Una epidemia de violencia vial recorre las calles de Nueva York con cifras récord de siniestralidad
Los radares se desconectan por la noche y los fines de semana y el exceso de velocidad provoca frecuentes accidentes mortales
Las promesas de regeneración de tantos males urbanos que en su día alentó la pandemia no han tardado en desinflarse en Nueva York en lo relativo al tráfico. La nueva normalidad no solo no ha supuesto un mayor uso del transporte público, un sistema disfuncional y deficitario, sino un aumento del uso del coche que desde 2021 está provocando cifras de siniestralidad sin parangón. Al aumento de los accidentes de tráfico no es ajena la desconexión del sistema de radares de velocidad de la ciudad, que por ley estatal apaga sus cámaras de 10 de la noche a seis de la mañana y durante los fines de semana. Los atropellos mortales a consecuencia del exceso de velocidad, con peatones y ciclistas como víctimas propiciatorias, se han convertido en un hecho cotidiano, hasta el punto de ser definido por agentes sociales como una “epidemia de violencia vial”.

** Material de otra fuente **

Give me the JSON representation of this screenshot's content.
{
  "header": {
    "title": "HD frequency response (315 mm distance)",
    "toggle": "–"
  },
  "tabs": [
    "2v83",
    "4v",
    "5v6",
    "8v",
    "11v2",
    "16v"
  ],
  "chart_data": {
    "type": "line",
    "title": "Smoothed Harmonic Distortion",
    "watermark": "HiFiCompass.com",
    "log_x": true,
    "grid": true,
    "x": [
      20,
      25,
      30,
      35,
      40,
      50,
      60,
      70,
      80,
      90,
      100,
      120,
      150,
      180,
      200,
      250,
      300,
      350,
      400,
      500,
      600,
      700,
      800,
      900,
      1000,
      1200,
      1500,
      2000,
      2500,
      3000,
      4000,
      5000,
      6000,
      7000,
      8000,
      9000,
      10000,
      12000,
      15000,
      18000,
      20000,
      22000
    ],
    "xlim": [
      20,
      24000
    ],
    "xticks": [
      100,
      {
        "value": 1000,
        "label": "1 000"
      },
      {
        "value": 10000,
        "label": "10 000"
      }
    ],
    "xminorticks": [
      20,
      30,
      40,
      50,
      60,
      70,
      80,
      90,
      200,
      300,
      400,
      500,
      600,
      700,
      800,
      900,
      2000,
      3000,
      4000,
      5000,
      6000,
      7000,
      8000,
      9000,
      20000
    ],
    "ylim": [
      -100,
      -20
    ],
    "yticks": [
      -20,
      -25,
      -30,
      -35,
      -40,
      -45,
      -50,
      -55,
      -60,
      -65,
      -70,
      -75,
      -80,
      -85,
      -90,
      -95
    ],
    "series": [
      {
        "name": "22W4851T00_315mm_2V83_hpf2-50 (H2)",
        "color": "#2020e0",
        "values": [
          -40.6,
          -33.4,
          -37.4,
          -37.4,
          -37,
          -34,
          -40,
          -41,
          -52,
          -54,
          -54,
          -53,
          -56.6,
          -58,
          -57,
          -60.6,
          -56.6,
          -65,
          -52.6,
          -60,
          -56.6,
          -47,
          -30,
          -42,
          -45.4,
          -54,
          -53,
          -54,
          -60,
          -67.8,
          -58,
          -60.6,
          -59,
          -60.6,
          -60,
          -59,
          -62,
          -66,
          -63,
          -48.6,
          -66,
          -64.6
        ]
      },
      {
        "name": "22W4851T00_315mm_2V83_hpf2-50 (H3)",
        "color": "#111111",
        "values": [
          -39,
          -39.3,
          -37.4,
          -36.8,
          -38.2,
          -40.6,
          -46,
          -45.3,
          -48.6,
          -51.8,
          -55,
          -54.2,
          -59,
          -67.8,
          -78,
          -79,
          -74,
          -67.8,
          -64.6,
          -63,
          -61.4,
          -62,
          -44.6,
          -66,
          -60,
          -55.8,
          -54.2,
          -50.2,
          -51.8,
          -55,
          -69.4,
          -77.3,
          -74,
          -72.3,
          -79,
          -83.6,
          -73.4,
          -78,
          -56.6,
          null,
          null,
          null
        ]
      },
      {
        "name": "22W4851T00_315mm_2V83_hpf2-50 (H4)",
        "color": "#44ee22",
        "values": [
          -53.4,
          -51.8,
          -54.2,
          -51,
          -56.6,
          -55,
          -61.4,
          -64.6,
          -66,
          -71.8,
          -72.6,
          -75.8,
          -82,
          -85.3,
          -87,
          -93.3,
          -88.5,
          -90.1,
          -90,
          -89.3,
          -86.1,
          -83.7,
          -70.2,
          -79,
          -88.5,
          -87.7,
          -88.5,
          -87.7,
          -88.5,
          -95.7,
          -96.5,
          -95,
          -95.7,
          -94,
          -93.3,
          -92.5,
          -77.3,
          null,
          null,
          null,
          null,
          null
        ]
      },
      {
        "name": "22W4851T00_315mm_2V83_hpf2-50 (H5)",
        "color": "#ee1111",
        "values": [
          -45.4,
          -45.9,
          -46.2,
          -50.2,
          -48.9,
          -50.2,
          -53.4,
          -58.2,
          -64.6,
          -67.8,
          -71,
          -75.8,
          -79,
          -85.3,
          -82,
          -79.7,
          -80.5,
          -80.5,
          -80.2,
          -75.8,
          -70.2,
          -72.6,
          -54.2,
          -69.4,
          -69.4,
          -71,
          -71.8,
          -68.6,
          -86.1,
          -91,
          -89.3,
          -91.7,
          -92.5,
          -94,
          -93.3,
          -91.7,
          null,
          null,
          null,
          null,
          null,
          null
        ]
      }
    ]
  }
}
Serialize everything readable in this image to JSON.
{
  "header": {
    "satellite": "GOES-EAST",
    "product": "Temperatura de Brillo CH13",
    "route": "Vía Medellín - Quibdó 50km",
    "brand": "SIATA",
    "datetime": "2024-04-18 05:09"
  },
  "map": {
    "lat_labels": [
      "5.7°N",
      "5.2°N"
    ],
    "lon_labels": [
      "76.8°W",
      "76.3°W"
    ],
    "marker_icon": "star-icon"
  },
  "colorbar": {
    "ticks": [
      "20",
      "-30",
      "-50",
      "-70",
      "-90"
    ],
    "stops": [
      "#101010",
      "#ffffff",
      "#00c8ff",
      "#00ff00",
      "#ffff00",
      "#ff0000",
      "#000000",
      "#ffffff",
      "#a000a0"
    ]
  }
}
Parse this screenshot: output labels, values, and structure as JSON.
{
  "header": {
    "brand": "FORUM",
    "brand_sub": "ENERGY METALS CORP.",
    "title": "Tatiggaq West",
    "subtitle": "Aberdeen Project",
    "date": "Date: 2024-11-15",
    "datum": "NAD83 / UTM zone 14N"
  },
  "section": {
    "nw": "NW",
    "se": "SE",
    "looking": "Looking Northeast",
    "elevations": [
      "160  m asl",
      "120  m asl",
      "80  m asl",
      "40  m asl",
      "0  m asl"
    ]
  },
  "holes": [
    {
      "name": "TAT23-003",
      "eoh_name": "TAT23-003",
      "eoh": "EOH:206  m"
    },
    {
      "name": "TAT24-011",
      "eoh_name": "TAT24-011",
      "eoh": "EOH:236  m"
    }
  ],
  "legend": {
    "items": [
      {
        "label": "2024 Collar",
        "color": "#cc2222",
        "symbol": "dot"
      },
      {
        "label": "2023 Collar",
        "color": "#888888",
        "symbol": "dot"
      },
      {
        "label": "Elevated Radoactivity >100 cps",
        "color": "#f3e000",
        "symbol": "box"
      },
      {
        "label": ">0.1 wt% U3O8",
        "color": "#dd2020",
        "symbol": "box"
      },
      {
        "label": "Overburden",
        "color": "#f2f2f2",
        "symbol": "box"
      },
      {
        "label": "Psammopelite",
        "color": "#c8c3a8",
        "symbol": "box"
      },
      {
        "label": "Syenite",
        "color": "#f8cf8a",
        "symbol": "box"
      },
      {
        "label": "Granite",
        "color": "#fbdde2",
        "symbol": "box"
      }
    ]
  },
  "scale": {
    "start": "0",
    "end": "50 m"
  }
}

El tráfico rodado dice mucho de una ciudad, y en el caso de la Gran Manzana, también de la desigualdad del diseño urbano. Las muertes han aumentado un 29% con respecto a 2018, el año más seguro de Vision Zero, un plan municipal para prevenir accidentes que lanzó en 2014 el entonces alcalde Bill de Blasio. Varios factores definen el fenómeno entre el alud de estadísticas: víctimas mortales cada vez más jóvenes (un 11%, menores de 18 años), incremento de conductores que se dan a la fuga después del choque o atropello (un 129% más en el segundo trimestre, con respecto a ese periodo de 2019), y una cifra tres veces más alta de víctimas entre usuarios de bicis, patinetes y motocicletas en Brooklyn. Pero el distrito peor parado es el Bronx: con la misma población potencial de ciclistas que los otros cuatro, registró este semestre más muertes que antes de la implementación de Vision Zero.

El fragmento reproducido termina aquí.